En la entrada anterior explicamos cómo colgar marcos y cuadros pero, ¿y si nos equivocamos? Para aquellos que somos primerizos y no estamos acostumbrados a esto de manejarnos con las medidas y el taladro, suele ser bastante habitual…
Supongamos que hemos tomado mal las medidas del marco y la distancia entre agujeros no se corresponde con la de los puntos de enganche. No pasa nada. Si queremos dejar el marco colgado en ese momento podemos seguir dos soluciones que no son excluyentes entre sí, es decir, podemos recurrir urgentemente a la primera y luego, con más tiempo, realizar la segunda:
- Técnica del “ocultismo”. Se trata de una solución temporal ya que de esta forma no solucionamos el problema sino que lo ocultamos a la vista. Para ello, lo que hacemos es marcar otros dos nuevos puntos en una zona inmediatamente superior con las medidas correctas de forma que, al colgar el marco, éste oculte con su propio cuerpo los agujeros anteriores. Evidentemente esta técnica sólo es posible en los casos en los que la distancia entre los agujeros equivocados sea igual o inferior a la distancia correcta ya que si no no quedarían ocultos tras el cuadro.

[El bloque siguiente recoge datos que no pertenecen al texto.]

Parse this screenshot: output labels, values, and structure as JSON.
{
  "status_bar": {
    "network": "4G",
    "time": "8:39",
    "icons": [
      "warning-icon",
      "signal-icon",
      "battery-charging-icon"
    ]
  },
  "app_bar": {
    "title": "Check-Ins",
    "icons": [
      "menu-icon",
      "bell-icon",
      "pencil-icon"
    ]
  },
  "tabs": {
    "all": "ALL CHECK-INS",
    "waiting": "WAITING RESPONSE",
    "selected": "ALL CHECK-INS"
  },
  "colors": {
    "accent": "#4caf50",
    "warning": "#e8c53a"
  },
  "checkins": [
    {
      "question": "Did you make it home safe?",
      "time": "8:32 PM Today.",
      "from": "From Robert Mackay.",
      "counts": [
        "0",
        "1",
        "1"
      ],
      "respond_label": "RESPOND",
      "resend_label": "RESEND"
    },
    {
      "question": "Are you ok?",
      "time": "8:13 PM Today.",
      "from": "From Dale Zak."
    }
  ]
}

- Técnica del “camuflaje”. En este caso se trata, ahora sí, de camuflar el agujero. Para ello utilizaremos masilla (plástica si el agujero no es muy grande o de relleno si el destrozo ya es considerable). Con ayuda de una paleta rellenaremos el agujero y, una vez seco, lo pulimos con una lija para eliminar imperfecciones. Finalmente, lo pintaremos con el mismo tono de la pared para intentar ocultarlo totalmente (cosa difícil porque las paredes se van ensuciando y perdiendo tono, pero se disumula bastante…).
Y, como siempre, ¡la mejor solución es prevenir! ¡Asegúrate bien antes de taladrar una pared!